Prudent avoidance? Most radiation occurs naturally. You probably get more radiation from a day at the beach than from a lifetime spent under high-tension wires. But reason is beside the point; eco-capitalists know that paranoids and their money are soon parted.
Indeed, given the hypochondriac leanings of environmentalists, one may expect that soon every block may have at least one New Age parent running up and down the street measuring radiation from telephone and light posts. Just imagine the consequences, which is not hard to do given that an article in E conjures up a green Utopia—a constant campaign against (why else?) corporate polluters—in a way that closely resembles the preachy advertising in the magazine.
Back in an October 1993 article entitled “Tales From Toxic America”—subtitled “Grassroots Environmentalists Visit Washington, D.C. to shout: ‘Al Gore, Read Your Book!'”—writer Will Nixon describes glowingly a Citizen’s Clearinghouse for Hazardous Wastes convention: “CCHW members have won many fights, from lobbying McDonald’s into dropping its polystyrene clamshell box, to persuading the state of California to stop using toxic weed killer along its highways.” But “no matter what the issue, the basic message remains the same: the way to stop the poison is not through scientific studies or legal proceedings, but through political defiance. And the goal is to go from NIMBY to NOPE: Not-In-My-Backyard to Not-On-Planet-Earth.”

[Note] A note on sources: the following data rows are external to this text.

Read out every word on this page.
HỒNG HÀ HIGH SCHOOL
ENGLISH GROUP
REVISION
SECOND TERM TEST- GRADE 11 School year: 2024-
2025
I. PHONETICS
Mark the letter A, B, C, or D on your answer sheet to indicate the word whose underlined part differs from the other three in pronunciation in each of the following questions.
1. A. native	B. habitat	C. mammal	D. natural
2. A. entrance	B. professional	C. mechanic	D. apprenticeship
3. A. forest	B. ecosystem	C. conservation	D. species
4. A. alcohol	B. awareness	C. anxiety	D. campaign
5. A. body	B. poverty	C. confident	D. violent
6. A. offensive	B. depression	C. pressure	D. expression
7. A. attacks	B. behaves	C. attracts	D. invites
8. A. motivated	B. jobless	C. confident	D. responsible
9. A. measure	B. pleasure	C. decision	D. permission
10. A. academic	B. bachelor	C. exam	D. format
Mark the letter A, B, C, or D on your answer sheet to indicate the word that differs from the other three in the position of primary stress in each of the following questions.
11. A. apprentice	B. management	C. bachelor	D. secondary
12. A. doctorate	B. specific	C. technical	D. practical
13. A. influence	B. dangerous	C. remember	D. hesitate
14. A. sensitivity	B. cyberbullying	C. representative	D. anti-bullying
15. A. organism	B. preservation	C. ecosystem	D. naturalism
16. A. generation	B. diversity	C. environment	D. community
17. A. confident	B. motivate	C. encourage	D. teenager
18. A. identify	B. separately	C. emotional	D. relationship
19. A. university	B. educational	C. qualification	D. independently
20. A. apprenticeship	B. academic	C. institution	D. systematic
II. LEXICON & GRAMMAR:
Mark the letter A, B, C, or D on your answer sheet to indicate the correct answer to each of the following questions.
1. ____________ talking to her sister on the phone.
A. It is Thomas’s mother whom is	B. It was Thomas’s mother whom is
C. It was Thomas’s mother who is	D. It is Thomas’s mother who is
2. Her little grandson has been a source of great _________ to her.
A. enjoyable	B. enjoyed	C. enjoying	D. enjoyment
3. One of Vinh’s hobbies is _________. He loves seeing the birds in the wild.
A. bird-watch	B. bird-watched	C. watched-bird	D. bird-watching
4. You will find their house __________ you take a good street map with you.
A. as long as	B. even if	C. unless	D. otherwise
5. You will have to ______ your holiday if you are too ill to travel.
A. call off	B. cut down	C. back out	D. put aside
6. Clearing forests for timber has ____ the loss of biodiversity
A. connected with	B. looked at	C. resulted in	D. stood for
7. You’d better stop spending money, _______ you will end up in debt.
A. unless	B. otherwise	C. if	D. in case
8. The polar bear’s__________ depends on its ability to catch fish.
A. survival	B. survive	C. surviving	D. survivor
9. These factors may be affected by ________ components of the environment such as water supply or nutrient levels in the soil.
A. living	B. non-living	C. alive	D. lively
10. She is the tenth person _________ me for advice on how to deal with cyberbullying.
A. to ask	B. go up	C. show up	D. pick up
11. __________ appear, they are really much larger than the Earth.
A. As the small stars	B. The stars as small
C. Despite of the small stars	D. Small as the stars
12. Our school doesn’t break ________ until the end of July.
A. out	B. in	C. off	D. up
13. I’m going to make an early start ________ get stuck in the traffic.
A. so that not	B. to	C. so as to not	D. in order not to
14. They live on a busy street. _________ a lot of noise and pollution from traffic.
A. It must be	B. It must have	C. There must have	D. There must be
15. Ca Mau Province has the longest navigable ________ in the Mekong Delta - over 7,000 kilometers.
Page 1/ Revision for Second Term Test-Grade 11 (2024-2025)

But how do Greens get from here to there? “Lois Gibbs takes a moment in her speech to push beyond the N words. “How many of you work with your local PTA, health care center, tenants groups and women’s groups?’ she asks. Not many raise their hands,” Nixon reports. “They must build bridges to other causes, she tells them, and join together to make their own alternative economy, based on waste cleanups, new technologies, sustainable agriculture and good jobs. . . . But for this weekend at least, anything seems possible. ‘Can anybody in this room say the word “power”?’ Gibbs asks. The room roars back. The P word is bouncing off the’ walls.”
More recently, in the January/February 1995 issue of E, an “In Brief” feature (edited by Nixon) heralds the “Earthship” home, a structure built with used tires and dirt. The caption to the accompanying photograph reads: “The Earthship may look like a military bunker, but it treads lightly on the Earth.” Hypochondria thus just isn’t a public obligation, but a private, personal shepherd to greener pastures, where man’s footprints won’t be noticed, where—to use that delusional mantra—”We can be one with nature.” Understatement: advertising and editorial content in the eco-press act to create a kinetic kook energy. For instance, antimeat activist Jeremy Rifkin is spotted m the September/October 1993 issue of K preaching in support of the pure foods campaign. “Food will be the battleground of a new green politics in the 1990’s,” he says. “On the one hand lies a future of genetic engineering, hightech foods and synthetic, industrial food production. On the other, a future of sustainable, ecological agriculture that preserves our soil, our family and our planet’s biodiversity.”
Rifkin’s blather could have been lifted from or superimposed over the Coalition for Non-Violent Food ad. Thankfully, you will not find that sort of paid sermon in Garbage. As Poore says in the January/February 1995 issue, “The unrelenting flood of humorless words [from the environmentally-concerned and correct] tells me instead that environmentalism has become a religion of shalt nots.”